The code at the bottom is a simplified example of what we have.
If I use the following:
[ $? != 0 ] && echo "echo failed"
$? returns 1
When I use
if [ $? != 0 ] ; then echo "echo failed" ; fi
$? returns 0
Does anyone know what's wrong with this?
Using AIX 6.1 and KSH
for NUM in 1 2 3
do
echo $NUM
for LET in A B C
do
echo $LET
[ $? != 0 ] && echo "echo failed"
echo $?
done
done
Thankyou.
You're using a string comparison operator [ $? != 0 ] .
Try -ne instead of !=
Thanks for the quick response.
Using -ne also doesn't work
Because you cant use $? like that...
let DID=$?
echo DID: $DID
#let DID=1
[ $DID != 0 ] && echo "echo failed"
echo DID: $DID
I set DID to 1 so to see your condition work... in other words your script will run with DID=0 always since the command producing the result of it ($?) at that point is successful...

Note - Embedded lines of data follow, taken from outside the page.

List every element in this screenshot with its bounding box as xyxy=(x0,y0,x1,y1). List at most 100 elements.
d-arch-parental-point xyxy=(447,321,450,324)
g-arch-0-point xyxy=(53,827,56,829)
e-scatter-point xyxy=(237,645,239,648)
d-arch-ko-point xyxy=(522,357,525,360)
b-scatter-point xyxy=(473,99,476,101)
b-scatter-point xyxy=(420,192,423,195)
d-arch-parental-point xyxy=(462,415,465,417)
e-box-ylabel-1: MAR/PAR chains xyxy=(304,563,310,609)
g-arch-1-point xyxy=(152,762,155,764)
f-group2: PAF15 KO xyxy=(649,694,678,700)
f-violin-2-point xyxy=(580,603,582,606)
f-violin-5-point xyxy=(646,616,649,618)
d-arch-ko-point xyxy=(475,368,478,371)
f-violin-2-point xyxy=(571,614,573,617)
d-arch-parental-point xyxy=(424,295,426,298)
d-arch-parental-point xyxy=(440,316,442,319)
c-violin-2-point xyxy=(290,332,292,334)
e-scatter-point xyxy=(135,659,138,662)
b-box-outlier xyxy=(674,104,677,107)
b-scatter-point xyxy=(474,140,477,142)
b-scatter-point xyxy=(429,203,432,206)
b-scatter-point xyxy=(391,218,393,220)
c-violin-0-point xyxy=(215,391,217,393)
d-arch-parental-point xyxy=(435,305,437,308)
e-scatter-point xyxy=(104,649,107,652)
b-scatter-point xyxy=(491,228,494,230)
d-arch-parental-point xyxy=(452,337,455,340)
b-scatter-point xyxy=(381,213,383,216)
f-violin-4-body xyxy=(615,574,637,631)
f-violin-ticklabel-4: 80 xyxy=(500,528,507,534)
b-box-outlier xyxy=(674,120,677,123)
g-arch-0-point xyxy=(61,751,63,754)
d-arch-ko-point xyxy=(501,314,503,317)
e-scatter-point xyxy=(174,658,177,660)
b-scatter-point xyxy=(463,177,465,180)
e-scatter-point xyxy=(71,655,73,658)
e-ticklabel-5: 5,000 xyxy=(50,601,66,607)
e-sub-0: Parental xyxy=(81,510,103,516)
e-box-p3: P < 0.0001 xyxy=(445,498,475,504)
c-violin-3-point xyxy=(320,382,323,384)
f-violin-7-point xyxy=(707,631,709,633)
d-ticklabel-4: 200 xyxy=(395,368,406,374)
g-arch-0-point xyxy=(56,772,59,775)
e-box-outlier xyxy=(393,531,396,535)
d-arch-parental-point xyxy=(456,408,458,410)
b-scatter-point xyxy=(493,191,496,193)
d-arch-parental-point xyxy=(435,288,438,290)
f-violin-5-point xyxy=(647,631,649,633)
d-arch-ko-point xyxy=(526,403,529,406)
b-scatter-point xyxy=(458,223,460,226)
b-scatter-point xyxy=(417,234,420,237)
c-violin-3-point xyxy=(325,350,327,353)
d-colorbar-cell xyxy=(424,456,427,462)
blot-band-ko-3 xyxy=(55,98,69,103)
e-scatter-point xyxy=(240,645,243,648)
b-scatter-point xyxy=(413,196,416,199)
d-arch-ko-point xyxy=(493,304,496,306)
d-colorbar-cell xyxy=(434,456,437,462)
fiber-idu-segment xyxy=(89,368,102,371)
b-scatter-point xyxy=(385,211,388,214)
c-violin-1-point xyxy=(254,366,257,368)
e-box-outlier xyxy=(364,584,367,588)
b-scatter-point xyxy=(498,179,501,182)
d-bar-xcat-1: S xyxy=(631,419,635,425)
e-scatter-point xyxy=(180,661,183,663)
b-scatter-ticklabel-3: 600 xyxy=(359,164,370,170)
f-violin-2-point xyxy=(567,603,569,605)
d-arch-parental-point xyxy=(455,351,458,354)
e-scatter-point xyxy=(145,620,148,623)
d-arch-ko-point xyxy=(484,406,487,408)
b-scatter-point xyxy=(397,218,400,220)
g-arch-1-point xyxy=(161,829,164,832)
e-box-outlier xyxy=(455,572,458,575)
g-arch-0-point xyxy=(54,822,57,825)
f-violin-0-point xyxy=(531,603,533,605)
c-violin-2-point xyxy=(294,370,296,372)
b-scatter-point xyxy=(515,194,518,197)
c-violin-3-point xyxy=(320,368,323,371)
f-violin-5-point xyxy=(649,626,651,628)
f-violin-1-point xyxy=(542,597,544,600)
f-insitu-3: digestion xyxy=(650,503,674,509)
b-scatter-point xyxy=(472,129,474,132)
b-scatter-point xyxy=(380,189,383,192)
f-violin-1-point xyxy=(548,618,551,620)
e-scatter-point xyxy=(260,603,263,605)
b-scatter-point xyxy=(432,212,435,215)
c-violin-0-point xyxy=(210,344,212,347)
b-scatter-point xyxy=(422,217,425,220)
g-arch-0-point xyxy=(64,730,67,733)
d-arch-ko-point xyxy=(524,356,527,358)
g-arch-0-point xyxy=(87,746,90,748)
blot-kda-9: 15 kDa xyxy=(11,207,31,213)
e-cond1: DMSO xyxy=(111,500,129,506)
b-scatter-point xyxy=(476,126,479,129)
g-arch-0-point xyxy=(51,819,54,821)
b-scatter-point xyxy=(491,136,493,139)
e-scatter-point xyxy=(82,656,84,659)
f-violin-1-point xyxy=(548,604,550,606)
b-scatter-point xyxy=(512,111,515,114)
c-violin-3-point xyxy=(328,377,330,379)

I know Im not very clear but its friday...
So your script now :
for NUM in 1 2 3
do
echo $NUM
for LET in A B C
do
echo $LET
let DID=$?
echo DID: $DID
[ $DID != 0 ] && echo "echo failed"
echo $?
done
done
There is nothing wrong. What you are seeing is correct behavior. In each case you are seeing the exit status of the last command to run.
In the first case, the last command before echoing $? is [ $? != 0 ] . The test failed and so $? is set to 1.
In the second case, you're seeing the exit status of the if-statement itself. Since the conditional test fails, the if-statement does not execute further, the list of commands after then does not execute. So the if-statement itself sets $? to 0.
That following quote is from POSIX: Shell Command Language, but your KSH man page should contain similar text.
Regards,
Alister
Alister,
Thanks for the explanation - makes perfect sense.